-Ads Here-
Akamai Technologies, perusahaan keamanan siber dan komputasi cloud yang mendukung dan melindungi bisnis online, mengungkapkan bahwa para pelaku kejahatan kini menggunakan taktik pemerasan empat lapis dalam aksi ransomware. Lebih dari 50% kasus kebocoran data di Asia Pasifik (APAC) pada tahun 2024 disebabkan oleh ransomware. Oleh karena itu, perusahaan di APAC harus meninjau dan memperkuat pertahanan siber mereka untuk mengurangi kerentanan dan mempertahankan ketahanan bisnis. Menurut laporan State of the Internet (SOTI) terbaru Akamai, Ransomware Report 2025: Building Resilience Amid a Volatile Threat Landscape, tren pemerasan empat lapis yang kini marak dilakukan mencakup serangan DDoS (Denial of Service) yang memanfaatkan pihak ketiga, seperti mitra, pelanggan, atau media.. Ini adalah peningkatan dari serangan ransomware pemerasan ganda, di mana pelaku hanya mengenkripsi data korban dan mengancam akan membocorkannya ke publik jika tebusan tidak dibayar.
Steve Winterfeld, Advisory CISO Akamai, menyatakan, "Ancaman ransomware saat ini bukan lagi sekadar enkripsi." Para pelaku serangan memanfaatkan data yang mereka curi, eksposur ke publik, serta gangguan pada layanan untuk meningkatkan tekanan pada korban. Metode ini mengubah serangan siber menjadi krisis bisnis yang serius, memaksa perusahaan untuk merevisi persiapan dan respons mereka. Sementara kelompok ransomware besar seperti LockBit, BlackCat/ALPHV, dan CL0P masih memainkan peran penting di wilayah ini, pendatang baru seperti Abyss Locker dan Akira mulai muncul. Mereka dengan sangat akurat menyerang sektor-sektor penting di APAC, mulai dari sektor kesehatan hingga hukum. Kasus besar yang terjadi termasuk tebusan sebesar US$1,9 juta oleh sebuah firma hukum Singapura setelah serangan Akira, dan peretasan Abyss Locker 1,5 TB data sensitif Nursing Home Foundation di Australia.

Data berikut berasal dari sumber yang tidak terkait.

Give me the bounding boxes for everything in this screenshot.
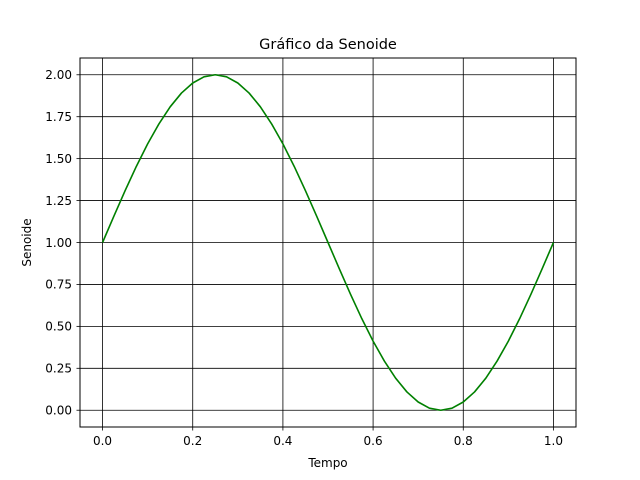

Selain itu, kelompok aktivis ransomware hibrida semakin menarik perhatian. Kelompok seperti RansomHub, Play, dan Anubis menyasar bisnis kecil dan menengah, lembaga layanan kesehatan, dan institusi pendidikan di wilayah APAC dengan memanfaatkan platform ransomware-as-a-service (RaaS). Sindikatua baru ini baru-baru ini menyerang salah satu klinik fertilisasi in vitro di Australia dan beberapa praktik medis lainnya.
Kelompok ransomware memanfaatkan penegakan hukum yang tidak konsisten dan ketidaksamaan regulasi di APAC untuk memeras korban melalui undang-undang. Sebagai contoh, pelanggaran Undang-Undang Perlindungan Data Pribadi (PDPA) di Singapura dapat berujung pada denda hingga 10% dari pendapatan tahunan, di India terdapat ancaman pidana, sementara di Jepang belum ada denda finansial resmi bagi perusahaan yang melanggarnya. Perusahaan multinasional merasa seperti mereka berada di labirin hukum karena ketidakseragaman ini. Ini dapat memperlambat proses pelaporan dan bahkan membuat pelaku serangan memanfaatkan celah tersebut.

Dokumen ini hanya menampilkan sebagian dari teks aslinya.